Gay Drunk Patriots Fan* December 26, 2017 at 2:59 pm #4, thanks for making break down crying at work today. Holy crap. Absolutely positively the greatest most amazing story (I mean, it’s not a “story”, it’s your life, I just don’t know what better word to come up with….I guess maybe “journey” would be a much better choice??) that I have ever followed on this blog. I have no words. Wow. I am SO HAPPY for you and to read this update. You are an AWESOME HUMAN BEING.
Lo* December 26, 2017 at 8:46 pm LW #4 – I have followed your saga from your first letter, and I am so thankful you have found health and happiness – I got a bit misty eyed while reading this update. I hope that the holidays and the new year treat you well. Best of luck!
Bow Ties Are Cool* December 27, 2017 at 10:52 am LW 4: Congratulations on your sobriety, and your new lifestyle, and your sane and supportive job! It sounds like the situation at your old job really shone a light onto your internal life and the work you needed to do there.

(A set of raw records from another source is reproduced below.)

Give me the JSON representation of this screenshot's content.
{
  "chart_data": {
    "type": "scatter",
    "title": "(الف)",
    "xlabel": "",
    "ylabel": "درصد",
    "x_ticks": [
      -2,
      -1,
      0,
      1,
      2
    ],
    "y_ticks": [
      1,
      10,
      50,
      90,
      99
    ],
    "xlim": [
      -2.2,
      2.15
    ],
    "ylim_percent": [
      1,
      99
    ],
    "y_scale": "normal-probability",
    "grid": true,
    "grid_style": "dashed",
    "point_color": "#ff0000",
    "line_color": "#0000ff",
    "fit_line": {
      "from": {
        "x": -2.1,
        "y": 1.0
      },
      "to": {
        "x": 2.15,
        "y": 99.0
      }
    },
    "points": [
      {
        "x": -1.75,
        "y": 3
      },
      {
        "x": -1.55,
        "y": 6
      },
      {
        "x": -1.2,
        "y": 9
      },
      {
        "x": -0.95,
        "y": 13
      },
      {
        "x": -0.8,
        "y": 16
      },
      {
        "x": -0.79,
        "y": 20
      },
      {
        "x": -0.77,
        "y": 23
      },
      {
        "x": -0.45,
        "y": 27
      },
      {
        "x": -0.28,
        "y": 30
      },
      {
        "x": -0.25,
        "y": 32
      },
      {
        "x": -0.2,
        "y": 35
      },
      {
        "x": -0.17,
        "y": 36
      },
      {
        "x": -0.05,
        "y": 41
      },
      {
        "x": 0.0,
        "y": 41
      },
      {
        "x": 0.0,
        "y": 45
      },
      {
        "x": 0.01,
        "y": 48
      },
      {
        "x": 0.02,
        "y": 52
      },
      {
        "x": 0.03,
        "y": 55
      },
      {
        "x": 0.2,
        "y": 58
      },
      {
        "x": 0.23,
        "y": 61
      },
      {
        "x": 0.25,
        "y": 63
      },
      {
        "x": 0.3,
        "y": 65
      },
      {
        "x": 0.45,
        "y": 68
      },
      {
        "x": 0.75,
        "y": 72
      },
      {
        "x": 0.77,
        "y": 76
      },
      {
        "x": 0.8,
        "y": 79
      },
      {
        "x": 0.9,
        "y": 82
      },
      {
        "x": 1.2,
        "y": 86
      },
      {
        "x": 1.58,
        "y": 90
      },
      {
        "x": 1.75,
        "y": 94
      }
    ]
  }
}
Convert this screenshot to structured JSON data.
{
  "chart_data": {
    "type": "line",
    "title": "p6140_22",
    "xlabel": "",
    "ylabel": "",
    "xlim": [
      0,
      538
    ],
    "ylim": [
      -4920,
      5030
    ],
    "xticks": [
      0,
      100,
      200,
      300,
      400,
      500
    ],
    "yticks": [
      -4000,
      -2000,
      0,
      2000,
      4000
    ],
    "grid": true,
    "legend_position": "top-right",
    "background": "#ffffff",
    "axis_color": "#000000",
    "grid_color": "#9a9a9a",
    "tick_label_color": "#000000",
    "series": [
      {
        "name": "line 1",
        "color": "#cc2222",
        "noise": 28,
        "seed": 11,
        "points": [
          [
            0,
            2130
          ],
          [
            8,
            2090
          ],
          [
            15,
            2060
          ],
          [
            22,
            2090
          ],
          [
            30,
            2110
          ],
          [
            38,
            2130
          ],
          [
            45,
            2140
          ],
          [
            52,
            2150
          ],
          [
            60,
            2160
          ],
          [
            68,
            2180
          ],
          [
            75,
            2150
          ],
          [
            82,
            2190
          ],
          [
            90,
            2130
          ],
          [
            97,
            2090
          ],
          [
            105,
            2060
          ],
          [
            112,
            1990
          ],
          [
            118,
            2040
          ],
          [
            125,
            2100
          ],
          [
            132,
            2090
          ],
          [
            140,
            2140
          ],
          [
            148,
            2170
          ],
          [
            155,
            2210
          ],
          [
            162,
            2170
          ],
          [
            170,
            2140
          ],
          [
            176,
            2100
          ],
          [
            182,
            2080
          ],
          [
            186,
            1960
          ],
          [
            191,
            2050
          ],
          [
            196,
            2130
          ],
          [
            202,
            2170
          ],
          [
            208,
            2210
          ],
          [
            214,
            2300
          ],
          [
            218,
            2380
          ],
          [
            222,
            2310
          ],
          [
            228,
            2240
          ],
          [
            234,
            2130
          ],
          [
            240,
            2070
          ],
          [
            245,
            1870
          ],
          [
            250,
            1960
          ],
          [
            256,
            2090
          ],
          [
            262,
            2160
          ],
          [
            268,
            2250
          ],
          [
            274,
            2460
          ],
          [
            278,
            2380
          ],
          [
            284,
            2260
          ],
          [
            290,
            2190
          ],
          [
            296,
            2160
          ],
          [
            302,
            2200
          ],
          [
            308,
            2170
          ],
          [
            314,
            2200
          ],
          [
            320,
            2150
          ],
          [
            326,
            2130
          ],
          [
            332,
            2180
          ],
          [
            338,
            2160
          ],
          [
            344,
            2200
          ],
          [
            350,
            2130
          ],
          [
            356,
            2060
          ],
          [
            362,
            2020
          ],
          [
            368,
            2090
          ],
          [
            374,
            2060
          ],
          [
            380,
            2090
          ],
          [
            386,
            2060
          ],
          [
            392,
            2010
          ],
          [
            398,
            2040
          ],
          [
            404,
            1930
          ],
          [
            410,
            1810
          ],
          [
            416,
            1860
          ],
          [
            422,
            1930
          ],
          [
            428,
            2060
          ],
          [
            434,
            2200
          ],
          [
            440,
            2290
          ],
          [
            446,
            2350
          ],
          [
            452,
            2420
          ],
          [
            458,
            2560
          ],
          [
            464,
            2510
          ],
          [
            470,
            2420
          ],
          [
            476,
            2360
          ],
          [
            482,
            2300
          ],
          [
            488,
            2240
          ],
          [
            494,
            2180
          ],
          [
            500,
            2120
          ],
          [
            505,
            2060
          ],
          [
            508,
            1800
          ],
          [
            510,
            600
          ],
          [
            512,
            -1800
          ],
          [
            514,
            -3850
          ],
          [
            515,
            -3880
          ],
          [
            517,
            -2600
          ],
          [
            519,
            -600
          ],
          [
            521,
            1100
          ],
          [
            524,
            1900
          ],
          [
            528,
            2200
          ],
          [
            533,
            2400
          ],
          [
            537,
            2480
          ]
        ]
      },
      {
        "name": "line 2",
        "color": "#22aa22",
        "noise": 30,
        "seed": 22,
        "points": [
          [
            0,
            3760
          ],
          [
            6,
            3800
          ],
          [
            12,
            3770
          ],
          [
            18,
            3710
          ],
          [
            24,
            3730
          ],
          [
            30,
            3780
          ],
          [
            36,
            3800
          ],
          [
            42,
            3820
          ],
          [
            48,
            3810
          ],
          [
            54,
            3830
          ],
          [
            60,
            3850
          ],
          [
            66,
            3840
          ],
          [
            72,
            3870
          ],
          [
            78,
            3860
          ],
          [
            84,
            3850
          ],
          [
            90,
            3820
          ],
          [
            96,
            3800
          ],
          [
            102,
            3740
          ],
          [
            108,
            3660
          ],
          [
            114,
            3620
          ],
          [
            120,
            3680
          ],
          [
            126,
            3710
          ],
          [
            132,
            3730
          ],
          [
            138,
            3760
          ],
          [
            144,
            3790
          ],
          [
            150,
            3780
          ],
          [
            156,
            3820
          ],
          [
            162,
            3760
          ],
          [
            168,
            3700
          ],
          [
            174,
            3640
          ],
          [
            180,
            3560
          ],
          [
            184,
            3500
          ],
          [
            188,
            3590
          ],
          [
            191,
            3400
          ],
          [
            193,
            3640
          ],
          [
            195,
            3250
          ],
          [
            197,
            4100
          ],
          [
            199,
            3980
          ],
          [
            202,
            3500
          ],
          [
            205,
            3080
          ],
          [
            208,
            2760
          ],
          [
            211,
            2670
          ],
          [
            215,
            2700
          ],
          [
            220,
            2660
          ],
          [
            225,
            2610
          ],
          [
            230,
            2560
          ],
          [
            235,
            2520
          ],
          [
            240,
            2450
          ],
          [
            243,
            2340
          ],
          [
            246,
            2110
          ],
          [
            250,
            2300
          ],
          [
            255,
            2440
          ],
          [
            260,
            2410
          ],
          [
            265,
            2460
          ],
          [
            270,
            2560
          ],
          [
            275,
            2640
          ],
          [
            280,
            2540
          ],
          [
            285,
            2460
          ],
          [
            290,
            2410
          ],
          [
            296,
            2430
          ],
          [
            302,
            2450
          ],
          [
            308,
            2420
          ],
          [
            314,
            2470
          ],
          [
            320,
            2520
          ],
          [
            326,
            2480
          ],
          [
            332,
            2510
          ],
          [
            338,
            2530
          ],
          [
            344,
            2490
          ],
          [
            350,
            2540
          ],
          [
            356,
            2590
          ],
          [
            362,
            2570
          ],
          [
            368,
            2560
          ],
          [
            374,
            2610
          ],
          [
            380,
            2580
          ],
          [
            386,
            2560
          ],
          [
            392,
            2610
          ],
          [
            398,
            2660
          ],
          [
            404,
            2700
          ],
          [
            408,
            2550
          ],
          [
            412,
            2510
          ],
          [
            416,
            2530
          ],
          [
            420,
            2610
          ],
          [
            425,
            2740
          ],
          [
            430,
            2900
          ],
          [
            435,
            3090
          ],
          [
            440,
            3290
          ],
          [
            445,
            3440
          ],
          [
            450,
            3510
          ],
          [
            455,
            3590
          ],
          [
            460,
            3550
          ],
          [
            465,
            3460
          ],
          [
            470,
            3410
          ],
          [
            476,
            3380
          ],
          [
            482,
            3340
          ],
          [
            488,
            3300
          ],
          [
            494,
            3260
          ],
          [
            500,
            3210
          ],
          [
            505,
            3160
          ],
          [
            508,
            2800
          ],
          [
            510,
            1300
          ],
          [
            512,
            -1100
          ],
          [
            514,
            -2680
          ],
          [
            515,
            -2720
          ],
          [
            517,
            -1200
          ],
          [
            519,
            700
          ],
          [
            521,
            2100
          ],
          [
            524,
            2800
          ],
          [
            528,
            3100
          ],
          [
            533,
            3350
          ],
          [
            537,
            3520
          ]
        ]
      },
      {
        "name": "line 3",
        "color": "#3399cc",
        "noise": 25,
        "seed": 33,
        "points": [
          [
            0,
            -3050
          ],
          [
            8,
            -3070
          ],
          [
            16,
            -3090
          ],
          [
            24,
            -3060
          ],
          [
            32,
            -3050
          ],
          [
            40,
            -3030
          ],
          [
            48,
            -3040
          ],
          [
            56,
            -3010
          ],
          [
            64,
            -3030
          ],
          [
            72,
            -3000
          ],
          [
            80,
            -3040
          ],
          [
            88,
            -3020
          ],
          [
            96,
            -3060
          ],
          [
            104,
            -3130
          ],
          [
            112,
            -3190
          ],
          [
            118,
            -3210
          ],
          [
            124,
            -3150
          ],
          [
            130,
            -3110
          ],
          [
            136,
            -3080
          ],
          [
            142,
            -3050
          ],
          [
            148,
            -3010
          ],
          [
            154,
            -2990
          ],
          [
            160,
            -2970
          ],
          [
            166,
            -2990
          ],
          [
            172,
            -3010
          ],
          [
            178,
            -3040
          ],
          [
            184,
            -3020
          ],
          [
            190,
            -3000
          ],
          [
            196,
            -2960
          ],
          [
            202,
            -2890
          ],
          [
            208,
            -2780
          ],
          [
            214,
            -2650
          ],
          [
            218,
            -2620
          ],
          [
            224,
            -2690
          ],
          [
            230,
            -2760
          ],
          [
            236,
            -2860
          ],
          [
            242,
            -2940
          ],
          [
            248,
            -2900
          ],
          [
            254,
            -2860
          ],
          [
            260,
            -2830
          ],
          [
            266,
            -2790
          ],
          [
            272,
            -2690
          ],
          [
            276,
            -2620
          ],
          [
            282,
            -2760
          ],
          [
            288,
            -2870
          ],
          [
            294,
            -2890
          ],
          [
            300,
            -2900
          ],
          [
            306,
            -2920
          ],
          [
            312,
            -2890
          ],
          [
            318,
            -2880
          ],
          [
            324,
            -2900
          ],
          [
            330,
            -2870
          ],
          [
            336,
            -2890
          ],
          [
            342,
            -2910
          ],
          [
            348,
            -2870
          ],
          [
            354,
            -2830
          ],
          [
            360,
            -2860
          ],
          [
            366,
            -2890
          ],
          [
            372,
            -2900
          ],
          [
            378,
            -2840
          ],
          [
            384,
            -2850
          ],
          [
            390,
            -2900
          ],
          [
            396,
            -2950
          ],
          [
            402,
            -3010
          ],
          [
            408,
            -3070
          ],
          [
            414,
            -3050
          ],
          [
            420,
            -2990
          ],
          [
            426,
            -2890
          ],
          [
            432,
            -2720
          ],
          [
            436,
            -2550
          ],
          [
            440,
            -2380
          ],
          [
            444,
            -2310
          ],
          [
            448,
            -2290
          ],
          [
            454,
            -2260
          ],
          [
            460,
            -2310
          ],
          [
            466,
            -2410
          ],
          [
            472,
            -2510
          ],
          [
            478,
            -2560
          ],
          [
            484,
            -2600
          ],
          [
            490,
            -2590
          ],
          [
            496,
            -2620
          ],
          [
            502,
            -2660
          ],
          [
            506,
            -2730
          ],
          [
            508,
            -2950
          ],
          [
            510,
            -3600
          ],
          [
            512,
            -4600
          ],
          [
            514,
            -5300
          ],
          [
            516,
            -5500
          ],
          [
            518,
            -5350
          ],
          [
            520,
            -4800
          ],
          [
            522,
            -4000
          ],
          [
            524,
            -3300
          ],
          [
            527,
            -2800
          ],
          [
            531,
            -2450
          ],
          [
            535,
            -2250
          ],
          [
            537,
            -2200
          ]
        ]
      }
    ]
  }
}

Close Bracket* December 27, 2017 at 4:12 pm I’m curious as to what the attractive employee could have had a strong case for. Appearance isn’t a protected class, even though treating somebody differently based on it is very poor behavior. Could this have fallen under gender discrimination? I really commend OP4 for realizing she was treating her employee poorly. Many people are treated poorly at work based on their appearance, and many of them have no recourse. If only all managers were self-aware enough to realize when their own biases are at work.